TA: Alessandra Urbinati

Alessandra is a postdoctoral researcher in the MOBS Lab at the Network Science Institute (Northeastern University). Her current research mainly focuses on the analysis of socio-technical systems by means of network models and machine learning, from human mobility to online debate. She received her Ph.D. in Computer Science from the University of Turin, during that period she was also a fellow of the Accelnet Multinet Program.

TA: Sara Venturini

Sara Venturini is a postdoctoral fellow at the MIT Senseable City Lab at the Massachusetts Institute of Technology.

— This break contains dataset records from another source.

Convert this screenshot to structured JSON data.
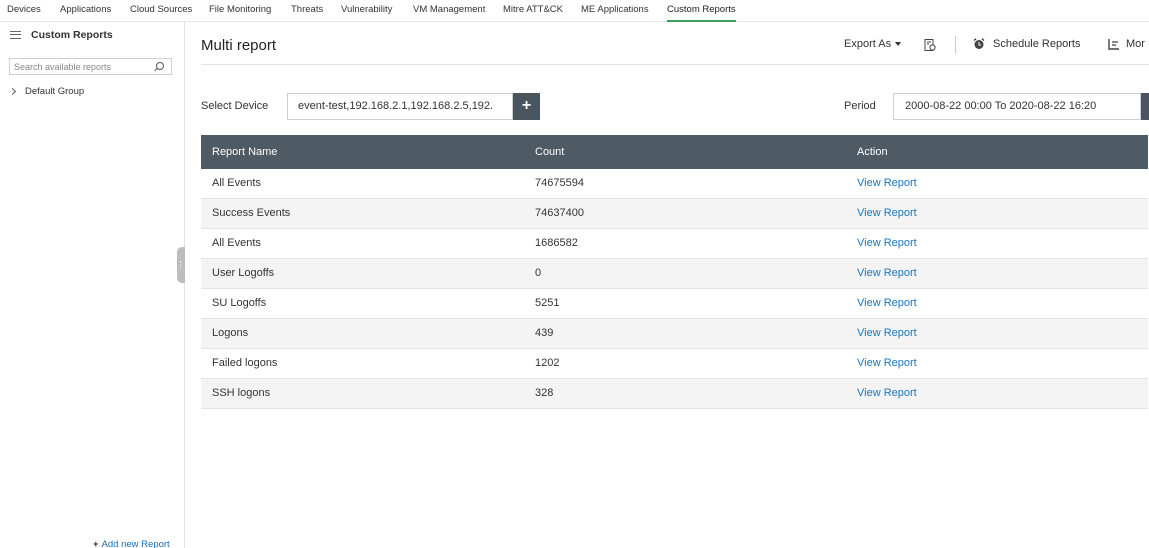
{
  "topnav": {
    "tabs": [
      {
        "label": "Devices"
      },
      {
        "label": "Applications"
      },
      {
        "label": "Cloud Sources"
      },
      {
        "label": "File Monitoring"
      },
      {
        "label": "Threats"
      },
      {
        "label": "Vulnerability"
      },
      {
        "label": "VM Management"
      },
      {
        "label": "Mitre ATT&CK"
      },
      {
        "label": "ME Applications"
      },
      {
        "label": "Custom Reports",
        "active": true
      }
    ]
  },
  "sidebar": {
    "title": "Custom Reports",
    "search_placeholder": "Search available reports",
    "group_label": "Default Group",
    "add_report_label": "Add new Report"
  },
  "header": {
    "title": "Multi report",
    "export_label": "Export As",
    "schedule_label": "Schedule Reports",
    "more_label": "Mor"
  },
  "filters": {
    "device_label": "Select Device",
    "device_value": "event-test,192.168.2.1,192.168.2.5,192.",
    "add_device_label": "+",
    "period_label": "Period",
    "period_value": "2000-08-22 00:00 To 2020-08-22 16:20"
  },
  "table": {
    "columns": [
      "Report Name",
      "Count",
      "Action"
    ],
    "rows": [
      {
        "name": "All Events",
        "count": "74675594",
        "action": "View Report"
      },
      {
        "name": "Success Events",
        "count": "74637400",
        "action": "View Report"
      },
      {
        "name": "All Events",
        "count": "1686582",
        "action": "View Report"
      },
      {
        "name": "User Logoffs",
        "count": "0",
        "action": "View Report"
      },
      {
        "name": "SU Logoffs",
        "count": "5251",
        "action": "View Report"
      },
      {
        "name": "Logons",
        "count": "439",
        "action": "View Report"
      },
      {
        "name": "Failed logons",
        "count": "1202",
        "action": "View Report"
      },
      {
        "name": "SSH logons",
        "count": "328",
        "action": "View Report"
      }
    ]
  },
  "colors": {
    "table_header_bg": "#4e5a64",
    "link": "#1a76c0",
    "active_tab_underline": "#3aa15a"
  }
}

Sara earned a Ph.D. in Computational Mathematics in 2023 from the University of Padova, where she started her academic career with a Bachelor’s and Master’s in Mathematics. She won a fellowship within the AccelNet-MultiNet program, which allowed her to visit Indiana University in Bloomington in 2022. Currently, she is interested in combining her computational and applied mathematics background with her passion for complex networks in real-world social science applications. Sara’s research interests include higher-order networks, optimization methods, machine learning, and the science of science.